DoorDash also attempts to distinguish the cases on the basis that the arbitration agreement Campbell signed was not mandatory; instead, he simply "chose not to opt out of" it. DoorDash argues the FAA should apply "with particular force" to individuals who "voluntarily" choose arbitration. However, " 'Iskanian's underlying public policy rationale—that a PAGA waiver circumvents the Legislature's intent to empower employees to enforce the Labor Code as agency representatives and harms the state's interest in enforcing the Labor Code—does not turn on how the employer and employee entered into the agreement, or the mandatory or voluntary nature of the employee's initial consent to the agreement' "; rather, a " 'PAGA claim provides a remedy inuring to the state . . . and the law . . . broadly precludes private agreements to waive such [] rights.' " (Williams v. Superior Court (2015) 237 Cal.App.4th 642, 647-648, quoting Securitas Security Services USA, Inc. v. Superior Court (2015) 234 Cal.App.4th 1109; see also Juarez v.
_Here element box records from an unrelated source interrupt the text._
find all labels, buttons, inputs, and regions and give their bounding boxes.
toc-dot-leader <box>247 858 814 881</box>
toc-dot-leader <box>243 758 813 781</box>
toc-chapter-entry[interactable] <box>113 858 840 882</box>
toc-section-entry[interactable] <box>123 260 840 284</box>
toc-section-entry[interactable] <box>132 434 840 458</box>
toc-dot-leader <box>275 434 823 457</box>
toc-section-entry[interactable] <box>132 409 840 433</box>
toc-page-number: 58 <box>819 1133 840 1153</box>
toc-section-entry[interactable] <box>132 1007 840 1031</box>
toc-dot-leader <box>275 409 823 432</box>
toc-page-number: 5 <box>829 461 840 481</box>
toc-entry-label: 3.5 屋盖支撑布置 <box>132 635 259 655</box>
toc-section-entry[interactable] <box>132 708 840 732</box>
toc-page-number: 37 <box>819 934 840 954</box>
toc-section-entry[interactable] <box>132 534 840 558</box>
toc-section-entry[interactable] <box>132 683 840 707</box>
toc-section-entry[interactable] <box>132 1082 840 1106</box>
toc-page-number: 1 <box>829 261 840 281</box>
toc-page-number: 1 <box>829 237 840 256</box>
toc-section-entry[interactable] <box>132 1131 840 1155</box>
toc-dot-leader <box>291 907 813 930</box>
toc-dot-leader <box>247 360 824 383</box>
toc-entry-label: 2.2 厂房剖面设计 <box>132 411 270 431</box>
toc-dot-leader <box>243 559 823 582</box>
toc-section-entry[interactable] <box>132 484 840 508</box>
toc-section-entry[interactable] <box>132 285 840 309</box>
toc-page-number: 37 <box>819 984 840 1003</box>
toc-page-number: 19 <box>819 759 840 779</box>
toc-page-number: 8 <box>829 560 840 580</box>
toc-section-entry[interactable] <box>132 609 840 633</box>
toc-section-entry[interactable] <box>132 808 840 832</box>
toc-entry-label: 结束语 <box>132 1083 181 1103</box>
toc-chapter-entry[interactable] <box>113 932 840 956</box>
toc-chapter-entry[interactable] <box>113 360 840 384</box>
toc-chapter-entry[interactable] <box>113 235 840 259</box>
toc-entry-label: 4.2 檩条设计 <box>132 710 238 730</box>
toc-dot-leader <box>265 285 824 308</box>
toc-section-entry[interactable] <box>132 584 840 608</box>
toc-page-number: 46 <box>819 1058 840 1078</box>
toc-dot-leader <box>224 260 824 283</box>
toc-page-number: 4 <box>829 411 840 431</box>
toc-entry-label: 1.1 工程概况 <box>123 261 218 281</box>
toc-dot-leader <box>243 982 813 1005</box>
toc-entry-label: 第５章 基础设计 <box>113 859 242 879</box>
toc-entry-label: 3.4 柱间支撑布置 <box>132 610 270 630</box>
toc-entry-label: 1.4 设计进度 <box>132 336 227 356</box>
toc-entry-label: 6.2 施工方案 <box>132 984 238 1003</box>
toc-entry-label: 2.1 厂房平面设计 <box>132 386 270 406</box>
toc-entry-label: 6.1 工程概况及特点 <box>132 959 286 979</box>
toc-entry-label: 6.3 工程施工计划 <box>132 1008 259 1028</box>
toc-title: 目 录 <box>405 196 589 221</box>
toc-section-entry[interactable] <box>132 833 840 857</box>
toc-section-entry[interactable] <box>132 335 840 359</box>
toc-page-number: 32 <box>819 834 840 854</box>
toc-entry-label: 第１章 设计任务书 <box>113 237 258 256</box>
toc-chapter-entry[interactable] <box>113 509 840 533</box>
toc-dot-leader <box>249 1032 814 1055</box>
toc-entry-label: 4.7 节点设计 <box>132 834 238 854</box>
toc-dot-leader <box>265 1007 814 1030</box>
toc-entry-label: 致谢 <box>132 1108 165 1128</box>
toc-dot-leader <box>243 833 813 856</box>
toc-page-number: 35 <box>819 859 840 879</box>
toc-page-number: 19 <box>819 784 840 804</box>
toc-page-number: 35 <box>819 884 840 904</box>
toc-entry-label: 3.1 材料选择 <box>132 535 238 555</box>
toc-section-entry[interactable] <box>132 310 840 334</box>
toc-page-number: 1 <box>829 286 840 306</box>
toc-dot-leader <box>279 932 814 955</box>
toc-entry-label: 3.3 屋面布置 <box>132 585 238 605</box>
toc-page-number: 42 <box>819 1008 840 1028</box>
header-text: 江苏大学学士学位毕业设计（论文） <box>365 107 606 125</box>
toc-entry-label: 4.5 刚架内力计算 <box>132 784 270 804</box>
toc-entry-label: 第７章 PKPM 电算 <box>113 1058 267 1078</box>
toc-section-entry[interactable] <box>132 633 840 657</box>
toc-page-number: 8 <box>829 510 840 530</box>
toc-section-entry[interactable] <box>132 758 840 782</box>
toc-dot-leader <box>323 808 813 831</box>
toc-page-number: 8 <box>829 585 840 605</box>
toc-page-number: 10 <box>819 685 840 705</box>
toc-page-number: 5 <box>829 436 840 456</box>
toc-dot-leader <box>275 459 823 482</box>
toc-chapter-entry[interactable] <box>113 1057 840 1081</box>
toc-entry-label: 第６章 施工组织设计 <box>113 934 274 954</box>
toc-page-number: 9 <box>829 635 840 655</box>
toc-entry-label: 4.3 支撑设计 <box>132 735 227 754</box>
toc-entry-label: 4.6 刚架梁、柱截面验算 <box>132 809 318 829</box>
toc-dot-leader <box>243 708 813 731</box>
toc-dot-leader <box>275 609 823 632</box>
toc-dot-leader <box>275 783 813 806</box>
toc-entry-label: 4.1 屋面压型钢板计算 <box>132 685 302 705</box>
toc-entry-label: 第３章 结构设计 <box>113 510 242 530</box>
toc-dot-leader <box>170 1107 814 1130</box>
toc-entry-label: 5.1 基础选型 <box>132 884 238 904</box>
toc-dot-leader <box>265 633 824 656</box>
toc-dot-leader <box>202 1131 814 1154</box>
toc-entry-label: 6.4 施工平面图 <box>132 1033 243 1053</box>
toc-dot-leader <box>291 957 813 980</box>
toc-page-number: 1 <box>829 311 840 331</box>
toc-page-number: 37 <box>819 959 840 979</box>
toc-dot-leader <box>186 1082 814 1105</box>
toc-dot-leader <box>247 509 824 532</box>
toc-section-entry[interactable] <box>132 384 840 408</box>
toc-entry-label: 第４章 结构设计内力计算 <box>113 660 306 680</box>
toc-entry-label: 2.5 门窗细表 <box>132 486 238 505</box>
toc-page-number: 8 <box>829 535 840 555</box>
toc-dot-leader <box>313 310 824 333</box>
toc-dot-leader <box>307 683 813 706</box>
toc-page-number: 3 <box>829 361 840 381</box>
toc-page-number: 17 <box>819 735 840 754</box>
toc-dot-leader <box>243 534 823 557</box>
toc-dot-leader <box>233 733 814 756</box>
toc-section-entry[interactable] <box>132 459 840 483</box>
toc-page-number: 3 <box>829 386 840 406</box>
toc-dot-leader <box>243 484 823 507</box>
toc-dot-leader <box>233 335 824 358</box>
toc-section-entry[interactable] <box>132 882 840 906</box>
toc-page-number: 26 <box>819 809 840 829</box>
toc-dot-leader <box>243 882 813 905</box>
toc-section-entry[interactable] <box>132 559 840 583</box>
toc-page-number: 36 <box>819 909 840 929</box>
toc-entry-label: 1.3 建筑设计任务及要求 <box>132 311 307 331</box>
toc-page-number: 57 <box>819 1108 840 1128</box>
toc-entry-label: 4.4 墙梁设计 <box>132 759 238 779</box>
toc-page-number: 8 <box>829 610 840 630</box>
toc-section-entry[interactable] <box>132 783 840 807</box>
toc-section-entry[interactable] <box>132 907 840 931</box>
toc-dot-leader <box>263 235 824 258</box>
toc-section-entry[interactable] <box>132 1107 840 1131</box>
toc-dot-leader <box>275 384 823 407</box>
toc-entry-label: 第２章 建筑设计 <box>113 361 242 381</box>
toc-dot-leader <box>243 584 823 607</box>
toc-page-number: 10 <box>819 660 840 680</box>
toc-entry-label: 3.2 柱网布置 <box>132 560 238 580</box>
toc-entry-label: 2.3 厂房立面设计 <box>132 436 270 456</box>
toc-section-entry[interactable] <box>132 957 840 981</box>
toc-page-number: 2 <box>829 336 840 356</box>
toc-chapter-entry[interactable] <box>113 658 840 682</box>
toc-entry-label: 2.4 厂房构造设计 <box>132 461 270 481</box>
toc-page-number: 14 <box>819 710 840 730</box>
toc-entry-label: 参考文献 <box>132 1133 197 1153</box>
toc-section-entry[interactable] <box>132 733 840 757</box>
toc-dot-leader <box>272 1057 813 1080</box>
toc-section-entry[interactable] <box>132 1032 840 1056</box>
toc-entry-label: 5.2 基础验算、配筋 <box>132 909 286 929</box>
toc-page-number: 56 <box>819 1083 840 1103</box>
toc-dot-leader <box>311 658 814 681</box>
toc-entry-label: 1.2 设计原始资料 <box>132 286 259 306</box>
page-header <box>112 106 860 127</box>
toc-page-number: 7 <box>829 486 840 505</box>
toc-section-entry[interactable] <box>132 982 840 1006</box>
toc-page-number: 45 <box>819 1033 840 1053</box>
Wash Depot Holdings, Inc. (2018) 24 Cal.App.5th 1197, 1203 [refusing to enforce a pre-dispute waiver of a representative PAGA claim merely because the employee had the opportunity to opt out of the waiver].) Accordingly, it is immaterial whether Campbell voluntarily entered into the arbitration agreement or did so as a condition of becoming a Dasher for DoorDash.
DISPOSITION
The trial court's order denying DoorDash's petition to compel arbitration and stay proceedings is affirmed. Plaintiff Brandon Campbell shall recover his costs on appeal.
/s/_________
Petrou, J. WE CONCUR: /s/_________
Siggins, P.J. /s/_________
Simons, J.
Associate Presiding Justice of the Court of Appeal, First Appellate District, assigned by the Chief Justice pursuant to article VI, section 6 of the California Constitution.